James G. BALLARD (1930-2009)

Grande-Bretagne, 1966, The Crystal World

La Forêt de cristal s’inscrit dans une tétralogie, dite des Apocalypses, dont font également partie Le Vent de nulle part, Le Monde englouti et Sécheresse. Toutefois, à la différence d’autres romans cataclysmiques britanniques de la même époque, tel Le Jour des Triffides de John Wyndham ou Terre brûlée de John Christopher, l’ouvrage de Ballard s’avère plus original, plus déroutant, relevant bien de cette fameuse new wave anglo-saxonne.

L’action se passe au cœur de l’Afrique, dans la région du Cameroun. Sanders, un médecin spécialiste de la lèpre, doit rejoindre son nouveau poste, et souhaite au préalable revoir un couple de très proches amis, dont Suzanne n’est autre que son ancienne maîtresse. Toutefois, il se rend rapidement compte que la zone dans laquelle il comptait se rendre est sous contrôle de l’armée. Visitant le marché de la ville dans laquelle il est coincé, il y découvre des œuvres d’art singulières, produits d’un phénomène inédit de cristallisation. Il fait également la connaissance de Louise, une jeune journaliste française avec qui il entame une relation charnelle. Plusieurs figures étranges croisent par ailleurs sa route, du prêtre Balthus au capitaine Aragon, en passant par Ventress, qui s’était servi des bagages de Sanders pour dissimuler son arme… Lorsqu’il parvient à se rendre dans la zone interdite, c’est pour découvrir une jungle en proie à une mutation extensive, les végétaux et les animaux s’y retrouvant peu à peu prisonniers de gangues éclatantes, gemmes d’un nouveau genre. Suzanne, atteinte de la lèpre, semble quant à elle irrésistiblement attirée par cette forêt, au sein de laquelle la physique traditionnelle n’a plus cours.

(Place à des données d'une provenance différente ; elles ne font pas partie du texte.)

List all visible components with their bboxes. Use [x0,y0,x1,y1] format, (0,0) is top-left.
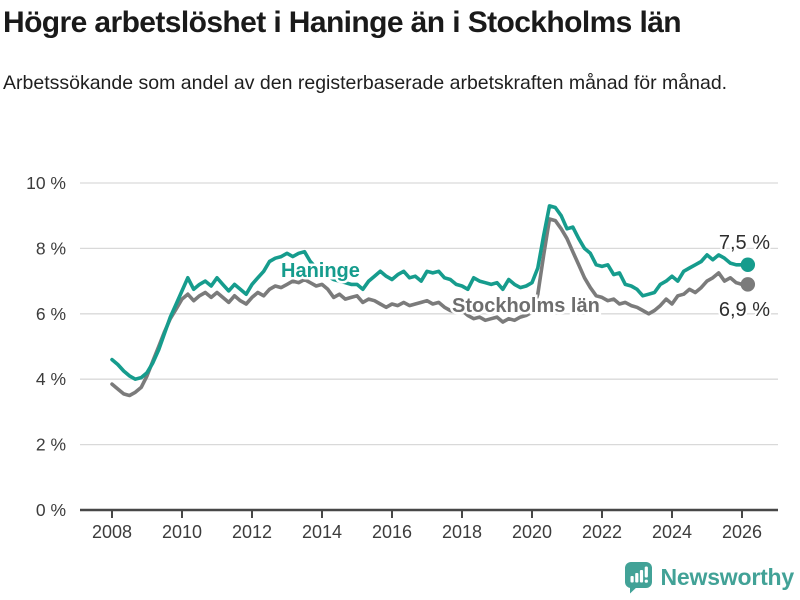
x-axis-tick-label: 2018 [442,522,482,542]
y-axis-tick-label: 0 % [36,500,66,520]
y-axis-tick-label: 4 % [36,369,66,389]
y-axis-tick-label: 10 % [26,173,66,193]
x-axis-tick-label: 2016 [372,522,412,542]
y-axis-tick-label: 2 % [36,435,66,455]
haninge-end-dot [740,257,756,272]
haninge-series-label: Haninge [281,260,360,282]
haninge-end-value-label: 7,5 % [719,232,770,254]
page-title: Högre arbetslöshet i Haninge än i Stockh… [3,6,682,39]
x-axis-tick-label: 2020 [512,522,552,542]
x-axis-tick-label: 2022 [582,522,622,542]
x-axis-tick-label: 2010 [162,522,202,542]
x-axis-tick-label: 2026 [722,522,762,542]
y-axis-tick-label: 6 % [36,304,66,324]
newsworthy-wordmark: Newsworthy [660,564,795,590]
stockholm-end-dot [740,277,756,292]
page-subtitle: Arbetssökande som andel av den registerb… [3,72,728,94]
x-axis-tick-label: 2012 [232,522,272,542]
newsworthy-logo: Newsworthy [624,561,794,594]
newsworthy-icon [624,562,652,594]
x-axis-tick-label: 2008 [92,522,132,542]
y-axis-tick-label: 8 % [36,238,66,258]
haninge-line [110,204,750,382]
stockholm-series-label: Stockholms län [452,295,600,317]
stockholm-end-value-label: 6,9 % [719,299,770,321]
stockholm-line [110,217,750,398]
x-axis-tick-label: 2024 [652,522,692,542]
x-axis-tick-label: 2014 [302,522,342,542]
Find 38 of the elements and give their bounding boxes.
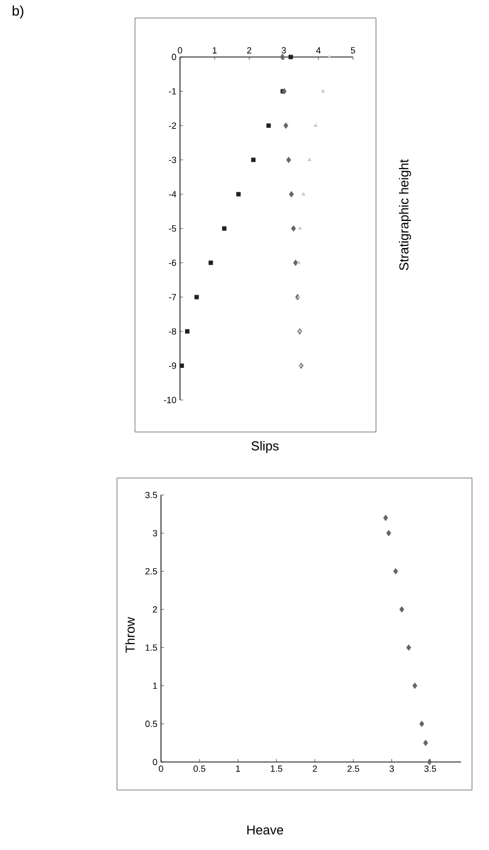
y-tick-label: -9 — [168, 362, 176, 369]
x-tick-label: 0 — [178, 47, 182, 54]
y-tick-label: 1 — [153, 682, 158, 689]
y-tick-label: 2 — [152, 606, 158, 613]
y-tick-label: 0 — [152, 758, 158, 766]
y-tick-label: -5 — [168, 225, 176, 232]
x-axis-title: Heave — [247, 825, 284, 835]
y-tick-label: -10 — [164, 396, 176, 404]
x-tick-label: 4 — [316, 47, 321, 54]
y-tick-label: 0 — [172, 54, 176, 60]
y-tick-label: -6 — [168, 260, 176, 266]
x-tick-label: 3 — [282, 47, 286, 54]
x-tick-label: 2 — [247, 47, 252, 54]
x-tick-label: 0.5 — [194, 766, 206, 772]
x-tick-label: 1 — [236, 766, 240, 772]
y-tick-label: -1 — [168, 88, 176, 94]
text: b) — [12, 5, 24, 18]
x-tick-label: 3.5 — [424, 766, 436, 772]
y-axis-title: Stratigraphic height — [398, 159, 412, 270]
x-tick-label: 0 — [158, 766, 164, 772]
x-tick-label: 5 — [350, 47, 356, 54]
y-tick-label: 2.5 — [145, 568, 158, 574]
y-tick-label: -4 — [168, 191, 176, 198]
y-tick-label: 1.5 — [146, 644, 158, 651]
x-tick-label: 3 — [390, 766, 394, 772]
x-tick-label: 1.5 — [270, 766, 282, 772]
y-tick-label: 3.5 — [145, 492, 158, 498]
y-tick-label: -7 — [168, 294, 176, 300]
x-tick-label: 2.5 — [348, 766, 360, 772]
x-tick-label: 1 — [212, 47, 217, 54]
y-tick-label: 0.5 — [145, 720, 158, 728]
y-tick-label: -8 — [168, 328, 176, 335]
x-axis-title: Slips — [252, 440, 279, 454]
y-tick-label: -3 — [168, 156, 176, 164]
y-axis-title: Throw — [125, 616, 135, 653]
y-tick-label: -2 — [168, 122, 176, 129]
y-tick-label: 3 — [152, 530, 158, 536]
x-tick-label: 2 — [312, 766, 317, 772]
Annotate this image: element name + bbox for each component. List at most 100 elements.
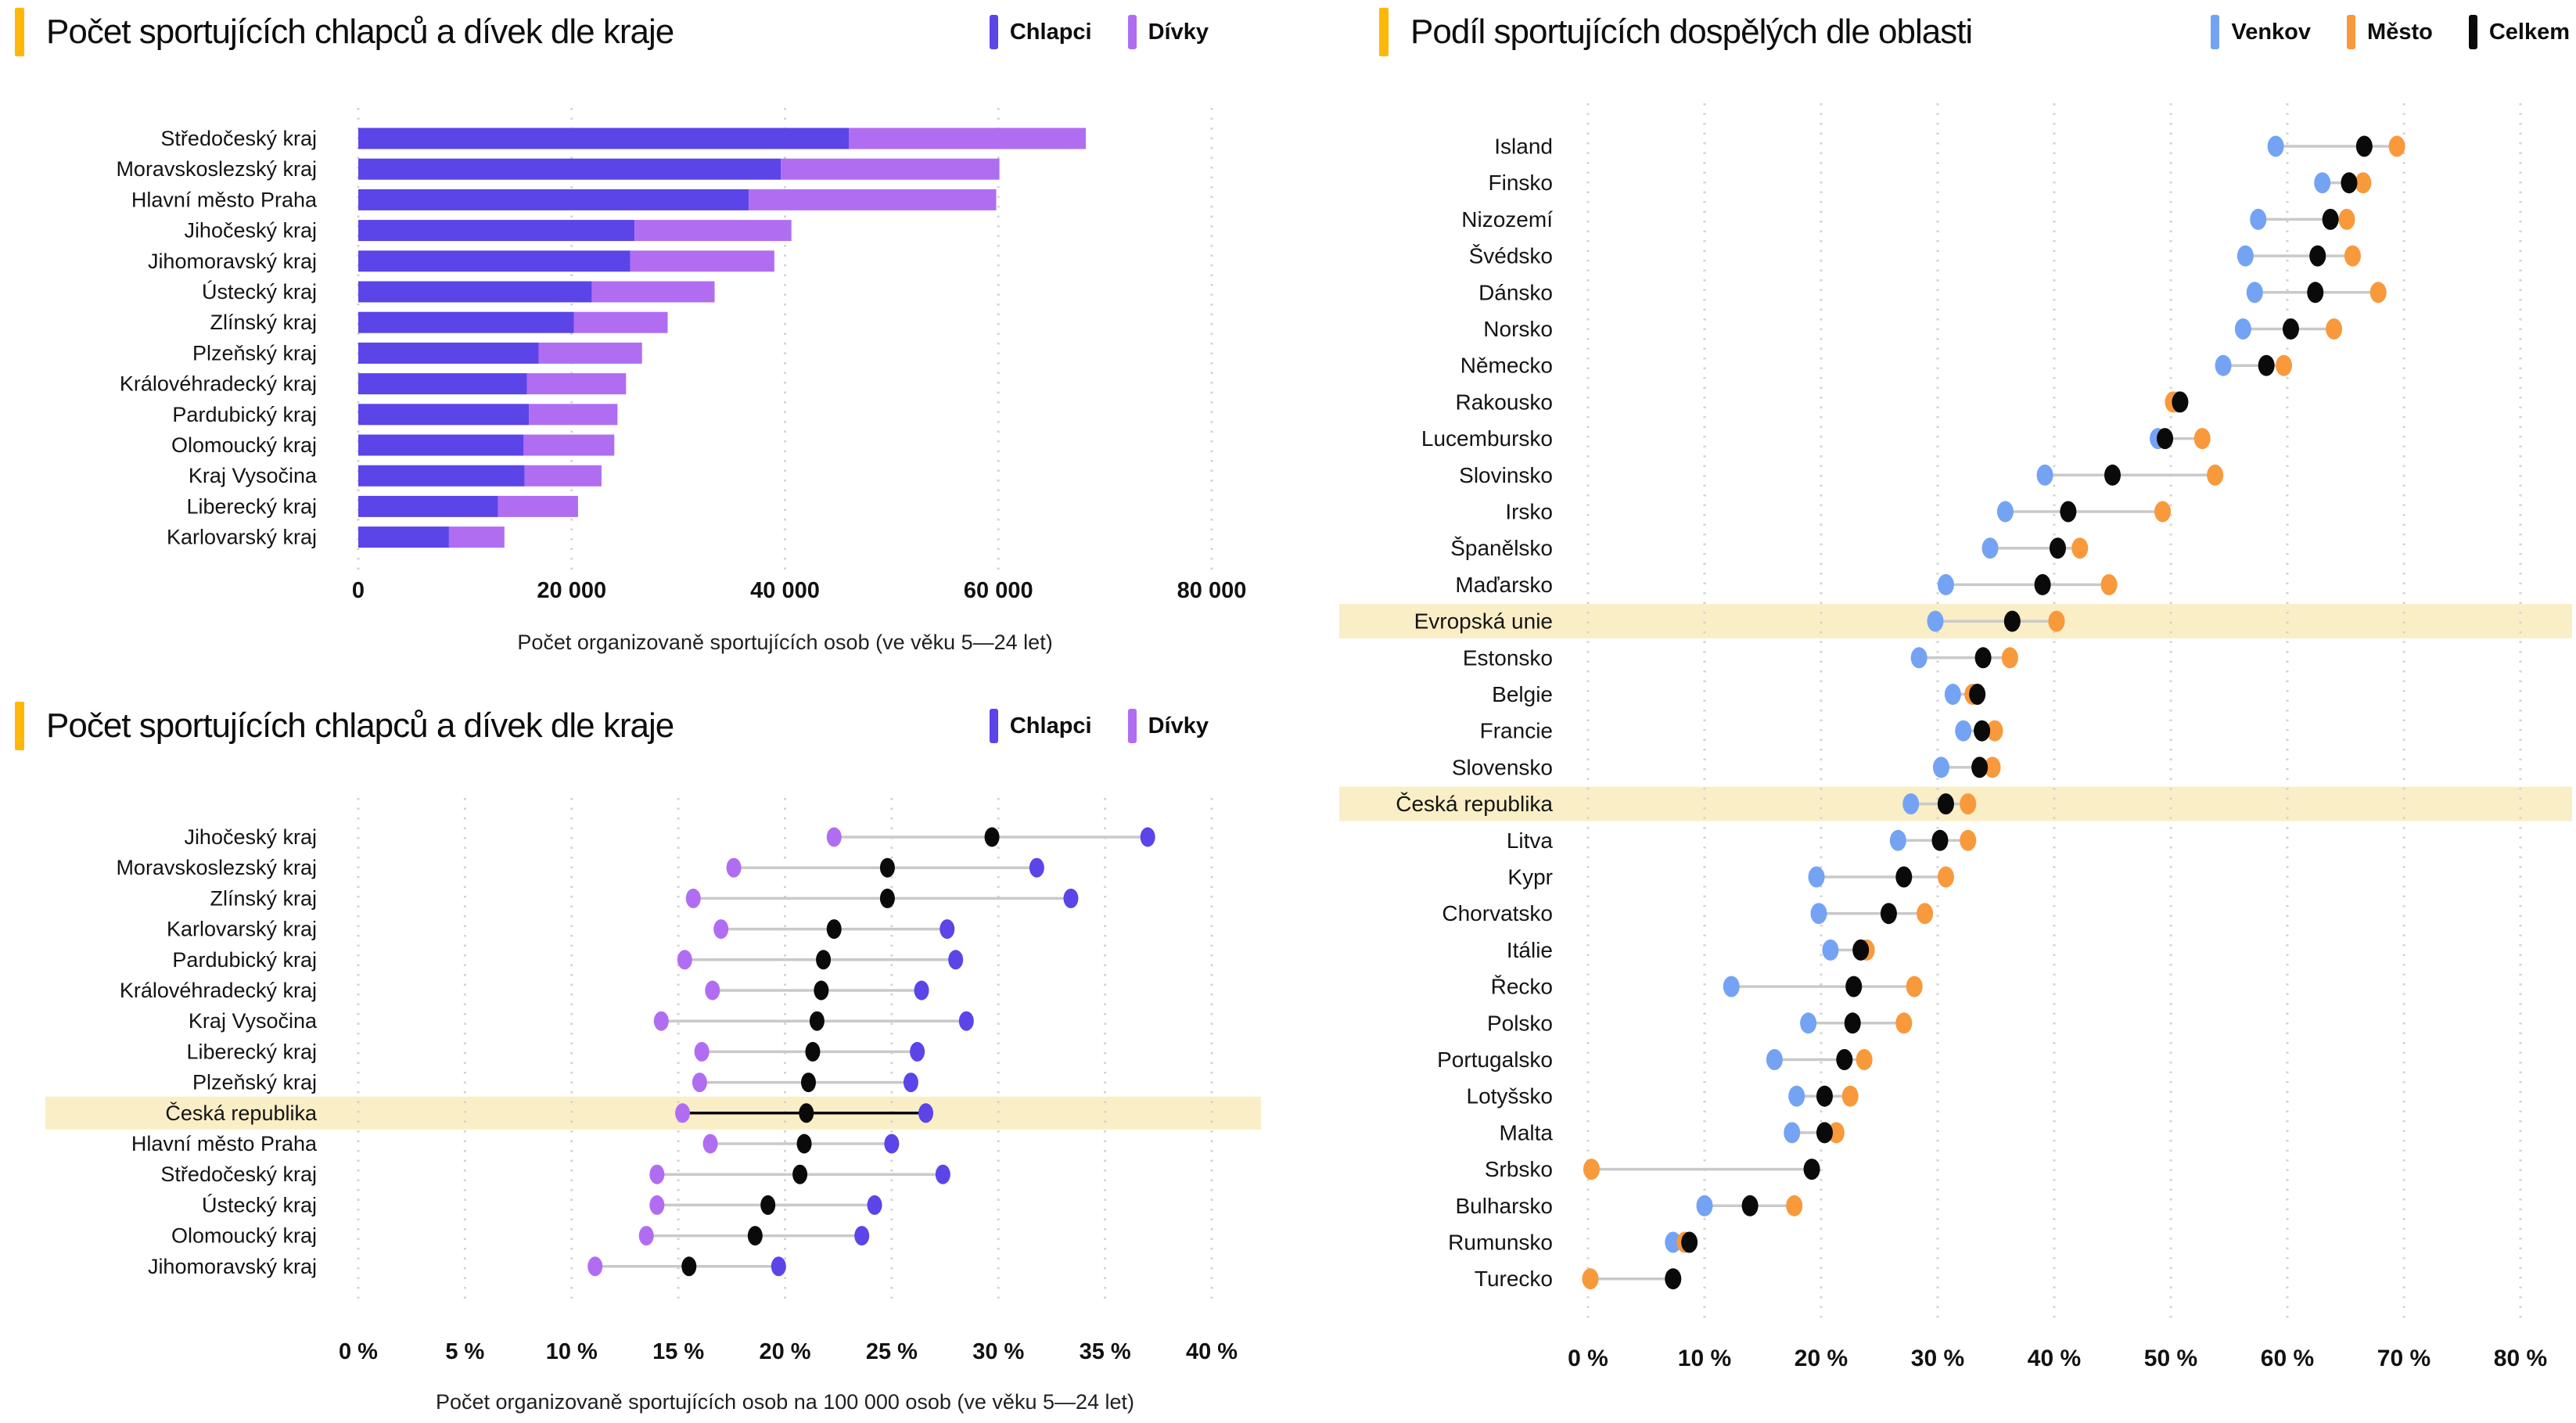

Troublant, La Forêt de cristal semble fort être une réponse au roman de Joseph Conrad, Au Cœur des ténèbres, tout au moins une déclinaison sur un arrière-plan similaire. On y trouve en effet un cadre identique, jusqu’à certains personnages proches du fameux Kurtz, qui est ici comme dédoublé entre Ventress et Thorensen, tous deux pratiquants de la violence autodestructrice. Toutefois, là où le premier dénonçait les ravages du colonialisme et du sentiment de supériorité européen, le second met en scène une forme d’impuissance, presque de transcendance, les « victimes » du phénomène n’ayant qu’un seul désir, retrouver leur chrysalide de verre. Car La Forêt de cristal, sous des apparences poétiques avec ses descriptions fascinantes du phénomène de cristallisation, véritablement surréaliste, s’appuie sur un propos quasiment hard science, invoquant une modification du temps à l’échelle cosmique. On peut même y voir une forme d’intrusion de la physique quantique hors du domaine de l’infiniment petit, conduisant à un éclatement de la réalité.

Les facettes de ces joyaux vivants sont autant de multiplication des situations et des personnages, avec des scènes semblant se répéter (ainsi du départ final, déjà vu) et des individus doubles (outre Ventress et Thorensen, il y a Aragon et Radek, Suzanne et Louise, mais également Serena, voire Balthus et Sanders). Ce n’est sans doute pas un hasard si La Forêt de cristal est pratiquement contemporain du film d’Alain Resnais, Je t’aime, je t’aime.